Liam reprodujo las imágenes de seguridad del aparcamiento del hotel que había recuperado esa misma tarde.
Iris miró la pequeña pantalla.
Vio la lluvia. Vio aparecer al Bugatti azul como un ángel metálico vengativo. Vio el brutal impacto contra el coche de Vance. Vio a Ethan salir, herido, y golpear a Vance con una furia que ella nunca había visto. Vio a Ethan limpiarse la sangre de la cara antes de abrir la puerta del coche de seguridad para no asustarla más de lo necesario.
Iris se quedó paralizada por la conmoción. La tableta temblaba en sus manos.
Él no la había ignorado. Había ido a la guerra por ella. Había destrozado su coche favorito y arriesgado su vida, su reputación y todo lo demás por ella.
—¿Por qué no me lo dijo? —susurró Iris, con los ojos llenos de lágrimas—. ¿Por qué me dejó creer que no le importaba?
—Porque es un idiota orgulloso —dijo Liam con brutal honestidad—. Y porque cree que tú quieres a su hermano.
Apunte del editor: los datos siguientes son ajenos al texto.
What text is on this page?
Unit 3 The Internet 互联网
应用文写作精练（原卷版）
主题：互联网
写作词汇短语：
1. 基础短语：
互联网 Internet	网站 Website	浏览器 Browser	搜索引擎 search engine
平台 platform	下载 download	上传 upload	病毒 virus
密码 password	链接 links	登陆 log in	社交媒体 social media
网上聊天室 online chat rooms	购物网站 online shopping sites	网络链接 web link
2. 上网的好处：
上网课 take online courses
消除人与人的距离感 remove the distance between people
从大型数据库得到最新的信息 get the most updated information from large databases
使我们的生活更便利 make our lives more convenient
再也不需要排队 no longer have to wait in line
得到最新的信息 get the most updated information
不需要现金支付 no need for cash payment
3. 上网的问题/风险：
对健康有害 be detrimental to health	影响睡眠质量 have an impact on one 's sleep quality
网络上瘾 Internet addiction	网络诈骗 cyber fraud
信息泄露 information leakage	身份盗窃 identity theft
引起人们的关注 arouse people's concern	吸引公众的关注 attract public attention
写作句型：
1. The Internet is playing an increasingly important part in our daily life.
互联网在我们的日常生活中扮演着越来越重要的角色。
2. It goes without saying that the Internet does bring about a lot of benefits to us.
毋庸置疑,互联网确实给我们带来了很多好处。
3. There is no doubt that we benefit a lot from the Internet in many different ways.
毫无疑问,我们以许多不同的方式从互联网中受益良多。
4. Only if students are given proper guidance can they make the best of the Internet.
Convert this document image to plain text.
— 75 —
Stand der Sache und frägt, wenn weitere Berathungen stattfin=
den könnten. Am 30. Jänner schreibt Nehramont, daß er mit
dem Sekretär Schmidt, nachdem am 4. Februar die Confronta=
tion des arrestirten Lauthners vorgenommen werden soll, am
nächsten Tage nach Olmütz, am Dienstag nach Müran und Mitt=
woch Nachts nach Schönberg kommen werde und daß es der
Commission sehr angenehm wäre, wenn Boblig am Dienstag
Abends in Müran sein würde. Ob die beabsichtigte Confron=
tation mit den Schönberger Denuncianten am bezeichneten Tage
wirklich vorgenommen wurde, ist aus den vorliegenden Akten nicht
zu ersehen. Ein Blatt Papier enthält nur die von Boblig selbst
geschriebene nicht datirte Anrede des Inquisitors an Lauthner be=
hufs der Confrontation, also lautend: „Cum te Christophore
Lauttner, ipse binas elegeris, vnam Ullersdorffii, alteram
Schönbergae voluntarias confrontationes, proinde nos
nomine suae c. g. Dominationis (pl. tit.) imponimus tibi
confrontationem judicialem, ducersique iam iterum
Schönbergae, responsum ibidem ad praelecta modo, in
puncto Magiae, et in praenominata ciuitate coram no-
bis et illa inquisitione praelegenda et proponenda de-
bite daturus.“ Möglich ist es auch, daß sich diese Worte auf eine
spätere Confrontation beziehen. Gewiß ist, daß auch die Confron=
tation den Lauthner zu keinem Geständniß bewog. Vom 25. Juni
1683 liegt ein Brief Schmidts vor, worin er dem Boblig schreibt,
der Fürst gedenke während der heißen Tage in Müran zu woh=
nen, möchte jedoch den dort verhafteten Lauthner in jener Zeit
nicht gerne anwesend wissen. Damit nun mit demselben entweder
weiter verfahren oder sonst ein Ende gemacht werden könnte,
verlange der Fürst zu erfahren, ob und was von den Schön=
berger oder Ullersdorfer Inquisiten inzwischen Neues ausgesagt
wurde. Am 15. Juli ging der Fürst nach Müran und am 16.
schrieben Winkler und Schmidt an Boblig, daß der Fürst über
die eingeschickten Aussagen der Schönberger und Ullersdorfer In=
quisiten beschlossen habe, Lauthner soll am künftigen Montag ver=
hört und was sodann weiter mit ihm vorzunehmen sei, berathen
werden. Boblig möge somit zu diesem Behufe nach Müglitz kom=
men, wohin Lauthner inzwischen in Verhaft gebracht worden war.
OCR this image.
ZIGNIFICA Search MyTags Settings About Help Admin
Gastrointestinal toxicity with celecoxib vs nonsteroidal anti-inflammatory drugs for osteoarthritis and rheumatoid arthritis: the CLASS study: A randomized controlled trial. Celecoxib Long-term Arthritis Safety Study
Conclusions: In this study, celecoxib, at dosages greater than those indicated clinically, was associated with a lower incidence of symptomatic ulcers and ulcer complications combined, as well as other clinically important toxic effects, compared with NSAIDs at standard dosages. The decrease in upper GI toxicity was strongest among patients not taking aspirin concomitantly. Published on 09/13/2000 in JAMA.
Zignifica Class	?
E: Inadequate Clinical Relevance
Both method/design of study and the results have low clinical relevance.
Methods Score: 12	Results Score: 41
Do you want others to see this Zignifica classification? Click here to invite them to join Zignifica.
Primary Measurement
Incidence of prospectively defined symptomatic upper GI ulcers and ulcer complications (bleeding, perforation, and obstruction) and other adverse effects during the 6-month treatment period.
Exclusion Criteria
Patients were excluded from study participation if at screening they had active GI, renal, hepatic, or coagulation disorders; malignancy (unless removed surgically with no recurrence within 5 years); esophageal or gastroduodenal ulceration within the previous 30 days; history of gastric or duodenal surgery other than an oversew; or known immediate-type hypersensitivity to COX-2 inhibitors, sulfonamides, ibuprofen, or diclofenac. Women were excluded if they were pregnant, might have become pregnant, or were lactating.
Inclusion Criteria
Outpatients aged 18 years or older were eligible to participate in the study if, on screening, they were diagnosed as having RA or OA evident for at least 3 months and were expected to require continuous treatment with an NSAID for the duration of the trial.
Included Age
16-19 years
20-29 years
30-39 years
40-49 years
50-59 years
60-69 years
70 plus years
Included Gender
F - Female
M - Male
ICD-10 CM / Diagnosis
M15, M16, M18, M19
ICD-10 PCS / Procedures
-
Ethan volvió a gemir, con las piernas que le fallaban por completo.
—Iris… me duele… —susurró contra su piel—. Me arde la sangre.
El muro emocional de Iris se derrumbó ante la prueba visual y su vulnerabilidad física.
«No puede quedarse aquí», dijo ella, mirando hacia las ventanas de la residencia, donde los estudiantes curiosos ya empezaban a encender las luces. «Y el hospital es un circo».
«Llevémoslo a mi casa», dijo Iris, y luego se corrigió. Su habitación compartida era demasiado pequeña.
«A la mansión de Kensington», sugirió Liam. «La privada. Kensington Royal Gardens. Está vacía y es segura. Allí tengo material médico».
«Vamos», decidió Iris.
Ayudaron a Ethan a subir al coche de Liam. Iris se sentó con él en el asiento trasero.
Durante el trayecto, Ethan no la soltó. Hundió la cara en el cuello de Iris, inhalando su aroma como si fuera oxígeno. Su mano le rodeaba la cintura con aire posesivo.
«No te vayas…», repetía en un bucle febril.
Iris le acarició el pelo húmedo, sintiendo los salvajes latidos de su corazón contra su pecho. Tomó una decisión. Esta noche no habría juegos, ni mentiras, ni pasado. Solo salvarlo.